Call it the “Amazon of oil,” said Jim Wicklund, a veteran oil analyst and managing director at the PPHB energy investment firm, comparing energy industry dynamics to the ecommerce giant’s famous mastery of inventory and logistics.

Even with President Trump declaring the Iran ceasefire “over” on Wednesday amid a fresh exchange of military strikes, the U.S. benchmark for crude prices still only spiked about 5% to $74 per barrel—way below the mid-May high of $112.

While energy traders may see the latest attacks and verbal barbs as dips along the negotiation rollercoaster, they’ve also been encouraged by the adaptability of global energy logistics, even amid the greatest global energy shock of the modern age when the effective closure of the Strait of Hormuz temporarily cut off almost 20% of the world’s oil and liquefied natural gas supplies.

“When you go back to the 1970s when we had the oil shocks, you had no way of knowing what oil was where and what it was doing,” Wicklund told Fortune. “Today, I can hit my terminal and find every tanker full of oil on the ocean, who owns it, what’s in it, and who to call to get it diverted to me. So, inventories have not meant nearly as much to oil prices here in the last few years as they used to.

“The correlation between inventories and oil price has been dropping from a high correlation to almost no correlation today. I don’t need physical inventories like I used to. I can order immediately off the Amazon of oil and buy cargoes on the water,” he said.

Another saving grace for logistics was the Trump administration’s decision to temporarily waive the 106-year-old Jones Act, which requires cargo ships moving between U.S. ports to be U.S. built, flagged, and manned, reducing the number of vessels available to move crude oil and refined products between domestic ports.

The waiver allowed more ships, for instance, to move fuel from the U.S. Gulf Coast through the Panama Canal and up to California, which has dealt with newly shuttered refineries in recent months, to help alleviate shortfalls.

The China factor

T

While large commercial oil inventories haven’t meant as much as they once did, the national strategic reserves of the U.S. and especially China have proven pivotal. The other major reason oil prices didn’t rise as high as feared is because China built up its storage stockpiles to all-time highs and dramatically cut down on its imports after the war began.

Before the war began, China imported more than 11.5 million barrels per day.

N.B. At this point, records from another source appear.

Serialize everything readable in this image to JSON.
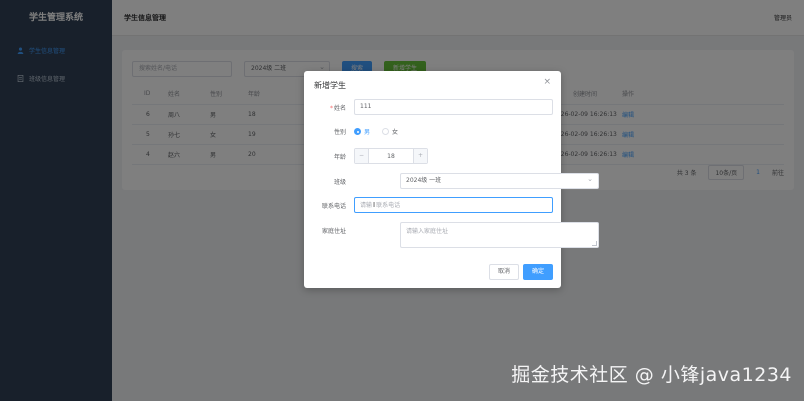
{
  "sidebar": {
    "title": "学生管理系统",
    "items": [
      {
        "label": "学生信息管理",
        "icon": "user-icon",
        "active": true
      },
      {
        "label": "班级信息管理",
        "icon": "document-icon",
        "active": false
      }
    ]
  },
  "header": {
    "breadcrumb": "学生信息管理",
    "user": "管理员"
  },
  "filters": {
    "search_placeholder": "搜索姓名/电话",
    "class_value": "2024级 二班",
    "search_button": "搜索",
    "add_button": "新增学生"
  },
  "table": {
    "columns": [
      "ID",
      "姓名",
      "性别",
      "年龄",
      "创建时间",
      "操作"
    ],
    "rows": [
      {
        "id": "6",
        "name": "周八",
        "gender": "男",
        "age": "18",
        "created": "2026-02-09 16:26:13",
        "action": "编辑"
      },
      {
        "id": "5",
        "name": "孙七",
        "gender": "女",
        "age": "19",
        "created": "2026-02-09 16:26:13",
        "action": "编辑"
      },
      {
        "id": "4",
        "name": "赵六",
        "gender": "男",
        "age": "20",
        "created": "2026-02-09 16:26:13",
        "action": "编辑"
      }
    ]
  },
  "pagination": {
    "total": "共 3 条",
    "page_size": "10条/页",
    "page": "1",
    "jump": "前往"
  },
  "dialog": {
    "title": "新增学生",
    "close": "×",
    "name_label": "姓名",
    "name_value": "111",
    "gender_label": "性别",
    "gender_male": "男",
    "gender_female": "女",
    "gender_selected": "男",
    "age_label": "年龄",
    "age_value": "18",
    "age_minus": "−",
    "age_plus": "+",
    "class_label": "班级",
    "class_value": "2024级 一班",
    "phone_label": "联系电话",
    "phone_placeholder_left": "请输",
    "phone_placeholder_right": "联系电话",
    "address_label": "家庭住址",
    "address_placeholder": "请输入家庭住址",
    "cancel_label": "取消",
    "ok_label": "确定"
  },
  "watermark": "掘金技术社区 @ 小锋java1234",
  "colors": {
    "primary": "#409eff",
    "success": "#67c23a",
    "sidebar_bg": "#304156",
    "danger": "#f56c6c"
  }
}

By June, China’s imports plunged below 7 million barrels daily, effectively lowering global oil demand by almost 5 million barrels per day. Although China doesn’t reveal many details, the U.S. government estimates China’s oil reserves had risen to about 1.4 billion barrels before the war began—the product of a yearslong emphasis on building up strategic stockpiles.

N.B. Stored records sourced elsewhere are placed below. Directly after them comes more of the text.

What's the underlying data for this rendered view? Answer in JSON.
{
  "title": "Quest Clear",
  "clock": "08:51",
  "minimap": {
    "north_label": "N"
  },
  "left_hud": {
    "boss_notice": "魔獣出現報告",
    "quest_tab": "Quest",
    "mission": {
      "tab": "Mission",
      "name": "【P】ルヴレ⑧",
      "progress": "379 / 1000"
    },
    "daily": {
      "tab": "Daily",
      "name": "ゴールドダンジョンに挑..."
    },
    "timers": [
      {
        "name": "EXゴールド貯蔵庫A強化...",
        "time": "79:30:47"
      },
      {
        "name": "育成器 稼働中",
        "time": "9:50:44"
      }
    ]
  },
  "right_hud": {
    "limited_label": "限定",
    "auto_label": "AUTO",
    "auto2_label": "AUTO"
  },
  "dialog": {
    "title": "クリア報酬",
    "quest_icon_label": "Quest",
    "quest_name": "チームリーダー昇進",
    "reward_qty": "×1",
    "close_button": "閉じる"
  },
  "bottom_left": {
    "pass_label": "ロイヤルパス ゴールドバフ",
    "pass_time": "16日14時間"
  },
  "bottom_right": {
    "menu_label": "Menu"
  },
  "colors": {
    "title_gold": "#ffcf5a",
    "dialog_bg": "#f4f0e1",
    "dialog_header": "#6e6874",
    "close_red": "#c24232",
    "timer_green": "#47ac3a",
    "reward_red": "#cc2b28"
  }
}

“China as a source of moderation on energy is something that is for sure new,” said Arjun Murti, energy macro and policy partner at the Veriten research and investment firm. “We did not guess or predict that China would reduce the oil imports by such a massive amount, which had such a huge impact.”

Likewise, the U.S. Strategic Petroleum Reserve is now at its lowest level since 1983, but it still holds more than 300 million barrels of crude—319 million barrels as of July 3—which is down from 415 million barrels at the beginning of the war.

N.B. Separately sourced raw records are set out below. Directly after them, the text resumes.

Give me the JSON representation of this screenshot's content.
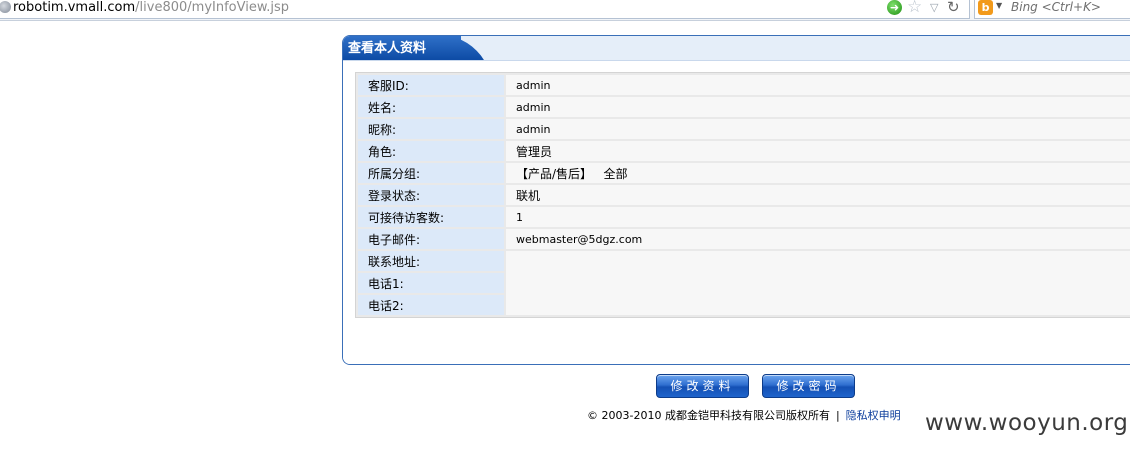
{
  "browser": {
    "url_host": "robotim.vmall.com",
    "url_path": "/live800/myInfoView.jsp",
    "search_placeholder": "Bing <Ctrl+K>",
    "go_glyph": "➜",
    "star_glyph": "☆",
    "menu_glyph": "▽",
    "reload_glyph": "↻",
    "bing_glyph": "b"
  },
  "panel": {
    "title": "查看本人资料",
    "rows": [
      {
        "label": "客服ID:",
        "value": "admin"
      },
      {
        "label": "姓名:",
        "value": "admin"
      },
      {
        "label": "昵称:",
        "value": "admin"
      },
      {
        "label": "角色:",
        "value": "管理员"
      },
      {
        "label": "所属分组:",
        "value": "【产品/售后】   全部"
      },
      {
        "label": "登录状态:",
        "value": "联机"
      },
      {
        "label": "可接待访客数:",
        "value": "1"
      },
      {
        "label": "电子邮件:",
        "value": "webmaster@5dgz.com"
      },
      {
        "label": "联系地址:",
        "value": ""
      },
      {
        "label": "电话1:",
        "value": ""
      },
      {
        "label": "电话2:",
        "value": ""
      }
    ]
  },
  "buttons": {
    "edit_info": "修改资料",
    "change_password": "修改密码"
  },
  "footer": {
    "copyright": "© 2003-2010 成都金铠甲科技有限公司版权所有",
    "separator": "|",
    "privacy_link": "隐私权申明"
  },
  "watermark": "www.wooyun.org",
  "colors": {
    "accent": "#1450b4",
    "label_bg": "#dce9f9",
    "value_bg": "#f7f7f7",
    "link": "#0b3c9c"
  }
}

And because Trump wants to keep fuel prices lower, there’s little chance the U.S. starts replenishing its strategic reserves before the midterm elections this year, analysts said. Trump has authorized the overall release of 172 million barrels over several months, so supplies could still dip much lower before they’re built back up maybe beginning next year.

The resiliency of the energy markets has quieted the “doomsdayers” who predicted record highs of $200 per barrel oil, Wicklund said.

While he never projected such high spikes, Wicklund was “surprised” oil prices have fallen as much as they have in late June and July.

“I’m starting to believe,” he said. “Instead of trying to figure out why the market is wrong, figure out why you’re wrong.”